Tomar a cruz é enfrentar a dura realidade da vida
Liturgia da Missa – Reflexões para a Mesa da Palavra do 22º Domingo do Tempo Comum
Jesus começou a mostrar a seus discípulos que devia ir à Jerusalém e sofrer muito da parte dos anciãos, dos sumos sacerdotes e dos mestres da Lei, e que devia ser morto e ressuscitar no terceiro dia. Então Pedro tomou Jesus à parte e começou a repreendê-lo, dizendo: ‘Deus não permita tal coisa, Senhor! Que isto nunca te aconteça!’ Jesus, porém, voltou-se para Pedro, e disse: ‘Vai para longe, Satanás! Tu és para mim uma pedra de tropeço, porque não pensas as coisas de Deus mas sim as coisas dos homens!’ Então Jesus disse aos discípulos: ‘Se alguém quer me seguir, renuncie a si mesmo, tome a sua cruz e me siga. Pois quem quiser salvar a sua vida vai perdê-la; e quem perder a sua vida por causa de mim, vai encontrá-la. De fato, que adianta ao homem ganhar o mundo inteiro mas perder a sua vida? O que poderá alguém dar em troca de sua vida? Porque o Filho do Homem virá na glória do seu Pai, com os seus anjos, e então retribuirá a cada um de acordo com a sua conduta.

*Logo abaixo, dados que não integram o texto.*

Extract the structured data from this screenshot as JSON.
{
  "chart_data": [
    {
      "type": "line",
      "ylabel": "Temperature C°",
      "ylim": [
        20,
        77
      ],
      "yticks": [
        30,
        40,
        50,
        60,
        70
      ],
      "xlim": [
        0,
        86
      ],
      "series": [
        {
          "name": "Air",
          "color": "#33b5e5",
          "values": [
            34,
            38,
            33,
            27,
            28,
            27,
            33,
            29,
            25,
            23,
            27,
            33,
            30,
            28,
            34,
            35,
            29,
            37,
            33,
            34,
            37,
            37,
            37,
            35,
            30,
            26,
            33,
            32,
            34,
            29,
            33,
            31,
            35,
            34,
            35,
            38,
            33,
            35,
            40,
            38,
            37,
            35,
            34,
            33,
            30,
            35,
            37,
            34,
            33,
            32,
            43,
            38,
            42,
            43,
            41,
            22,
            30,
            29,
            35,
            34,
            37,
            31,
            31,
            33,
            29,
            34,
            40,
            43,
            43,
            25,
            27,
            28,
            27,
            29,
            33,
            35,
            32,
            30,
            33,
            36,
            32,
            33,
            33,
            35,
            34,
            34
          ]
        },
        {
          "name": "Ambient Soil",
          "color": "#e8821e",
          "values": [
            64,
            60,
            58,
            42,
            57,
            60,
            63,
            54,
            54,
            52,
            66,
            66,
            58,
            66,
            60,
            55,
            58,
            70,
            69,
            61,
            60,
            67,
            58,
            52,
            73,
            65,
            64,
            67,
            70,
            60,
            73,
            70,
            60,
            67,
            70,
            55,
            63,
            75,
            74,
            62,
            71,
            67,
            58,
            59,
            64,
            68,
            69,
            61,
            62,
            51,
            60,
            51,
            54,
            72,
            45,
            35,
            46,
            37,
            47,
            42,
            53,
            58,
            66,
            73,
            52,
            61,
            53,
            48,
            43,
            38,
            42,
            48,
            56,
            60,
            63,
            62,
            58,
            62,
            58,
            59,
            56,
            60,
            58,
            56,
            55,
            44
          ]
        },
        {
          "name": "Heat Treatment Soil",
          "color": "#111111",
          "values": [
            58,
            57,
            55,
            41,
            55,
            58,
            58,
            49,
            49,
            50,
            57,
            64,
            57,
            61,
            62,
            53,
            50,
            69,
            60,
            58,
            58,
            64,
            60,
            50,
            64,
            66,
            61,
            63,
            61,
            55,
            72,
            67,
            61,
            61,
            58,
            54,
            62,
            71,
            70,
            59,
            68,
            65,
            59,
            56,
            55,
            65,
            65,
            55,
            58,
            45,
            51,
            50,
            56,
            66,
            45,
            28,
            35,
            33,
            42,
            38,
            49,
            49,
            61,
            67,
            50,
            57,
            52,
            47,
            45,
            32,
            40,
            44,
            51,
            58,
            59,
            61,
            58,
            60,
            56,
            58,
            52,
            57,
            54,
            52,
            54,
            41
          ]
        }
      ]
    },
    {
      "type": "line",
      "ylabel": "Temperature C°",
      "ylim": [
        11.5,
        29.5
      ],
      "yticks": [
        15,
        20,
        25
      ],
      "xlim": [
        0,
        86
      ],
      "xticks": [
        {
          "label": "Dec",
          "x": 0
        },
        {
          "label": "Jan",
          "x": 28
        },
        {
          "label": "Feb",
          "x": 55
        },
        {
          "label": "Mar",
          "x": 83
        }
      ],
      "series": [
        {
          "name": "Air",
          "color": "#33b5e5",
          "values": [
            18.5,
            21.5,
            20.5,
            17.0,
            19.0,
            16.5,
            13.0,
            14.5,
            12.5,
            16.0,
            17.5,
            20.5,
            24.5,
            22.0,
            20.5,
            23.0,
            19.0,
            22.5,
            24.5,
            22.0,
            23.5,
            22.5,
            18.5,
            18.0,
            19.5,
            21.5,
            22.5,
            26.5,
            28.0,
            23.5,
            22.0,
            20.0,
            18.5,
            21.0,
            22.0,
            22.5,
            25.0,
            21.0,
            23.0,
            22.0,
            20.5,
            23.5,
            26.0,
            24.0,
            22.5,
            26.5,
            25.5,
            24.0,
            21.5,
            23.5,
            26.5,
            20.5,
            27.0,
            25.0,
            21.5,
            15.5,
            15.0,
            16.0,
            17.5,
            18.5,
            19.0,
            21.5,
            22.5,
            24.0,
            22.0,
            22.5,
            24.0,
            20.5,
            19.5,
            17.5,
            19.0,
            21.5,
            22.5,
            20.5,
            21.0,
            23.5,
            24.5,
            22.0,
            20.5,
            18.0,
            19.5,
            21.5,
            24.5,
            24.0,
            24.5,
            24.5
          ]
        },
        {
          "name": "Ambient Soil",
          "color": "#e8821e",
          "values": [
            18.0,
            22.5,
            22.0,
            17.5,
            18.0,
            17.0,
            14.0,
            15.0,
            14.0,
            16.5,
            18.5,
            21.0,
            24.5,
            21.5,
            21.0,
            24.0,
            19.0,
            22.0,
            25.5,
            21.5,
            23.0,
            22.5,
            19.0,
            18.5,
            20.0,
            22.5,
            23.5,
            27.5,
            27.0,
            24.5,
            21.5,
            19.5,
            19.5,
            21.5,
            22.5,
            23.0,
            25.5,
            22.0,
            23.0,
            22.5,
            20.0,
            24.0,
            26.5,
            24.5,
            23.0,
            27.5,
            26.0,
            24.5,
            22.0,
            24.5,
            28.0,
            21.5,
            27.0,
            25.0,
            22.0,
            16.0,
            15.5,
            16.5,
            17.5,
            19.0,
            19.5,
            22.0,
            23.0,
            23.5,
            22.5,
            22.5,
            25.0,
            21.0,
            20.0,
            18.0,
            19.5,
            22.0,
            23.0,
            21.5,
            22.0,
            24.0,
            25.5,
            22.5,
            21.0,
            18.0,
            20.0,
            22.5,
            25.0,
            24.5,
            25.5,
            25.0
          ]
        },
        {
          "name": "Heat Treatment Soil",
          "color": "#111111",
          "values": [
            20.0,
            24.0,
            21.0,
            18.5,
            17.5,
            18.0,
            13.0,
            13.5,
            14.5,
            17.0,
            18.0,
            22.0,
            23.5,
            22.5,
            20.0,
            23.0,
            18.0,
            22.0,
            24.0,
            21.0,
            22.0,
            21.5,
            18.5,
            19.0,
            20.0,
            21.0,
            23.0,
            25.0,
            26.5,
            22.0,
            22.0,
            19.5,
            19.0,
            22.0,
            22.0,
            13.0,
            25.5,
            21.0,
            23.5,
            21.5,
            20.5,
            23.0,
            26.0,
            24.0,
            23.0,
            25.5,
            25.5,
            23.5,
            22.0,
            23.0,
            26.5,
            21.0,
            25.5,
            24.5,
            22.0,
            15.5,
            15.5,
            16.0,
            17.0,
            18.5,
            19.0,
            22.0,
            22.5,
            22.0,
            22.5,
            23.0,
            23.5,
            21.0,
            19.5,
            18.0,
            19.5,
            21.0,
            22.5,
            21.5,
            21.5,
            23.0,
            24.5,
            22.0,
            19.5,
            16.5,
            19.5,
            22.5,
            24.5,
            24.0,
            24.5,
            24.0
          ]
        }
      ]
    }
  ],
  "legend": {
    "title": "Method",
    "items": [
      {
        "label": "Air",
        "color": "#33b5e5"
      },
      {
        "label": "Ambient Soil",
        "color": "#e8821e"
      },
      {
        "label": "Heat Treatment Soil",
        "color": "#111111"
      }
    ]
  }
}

Mt 16,21-27
Um homem possuidor de excelente visão da realidade e atento aos sinais do tempo, reparou que se avizinhavam sérios problemas. Reuniu então os amigos para alertá-los de que as coisas não seriam nada fáceis. Só que eles estavam no mundo da lua. Achavam ser a vida constante festa. Chatearam-se ao ouvir a notícia ruim e um deles até tentou descaracterizá-la. Disse que só haveria dificuldades, se ele optasse pelo enfrentamento da realidade. “Não seria mais razoável que fugisse? Para que seguir em frente se há fogo adiante?” O homem, que tinha consciência do valor da sua missão, ficou chocado com tal sugestão e falou muito duro com eles. Disse-lhes que não iria se afastar um milímetro do seu caminho. Mostrou-lhes ser aquilo que queriam era papel muito mais de inimigo , do que de amigo e, sendo assim, como não se mantinham fiéis à amizade, seria até melhor que se afastassem dele. Afinal, para ser seu companheiro não é possível que se seja alienado. Para estar com ele é preciso tomar a cruz para enfrentar a dura realidade.
Há algumas passagens dos Evangelhos nas quais Jesus profere palavras bem fortes. Aos fariseus nomeia raça de víboras e os escribas são por Ele apelidados de sepulcros caiados. A Pedro, no que me parece ser a maneira mais dura registrada, através da qual tenha se dirigido a alguém, denuncia como grande inimigo.
Chama-o, nada mais nada menos do que de satanás. Isto porque Pedro ao saber pela boca do Mestre dos problemas que se aproximavam lhe faz, liderando os apóstolos, a sugestão de que abandone a rota da missão.
Na verdade estamos diante de nova forma daquela mesma tentação do Monte Tabor. Para que voltar ao mundo, no caso Jerusalém, se sabemos que lá há problemas a serem enfrentados? É o que Pedro está a dizer ao seu Senhor. Não tomar a direção de Jerusalém, onde as coisas realmente devem acontecer, é assumir o papel dos panos quentes, empurrando para debaixo do tapete os problemas.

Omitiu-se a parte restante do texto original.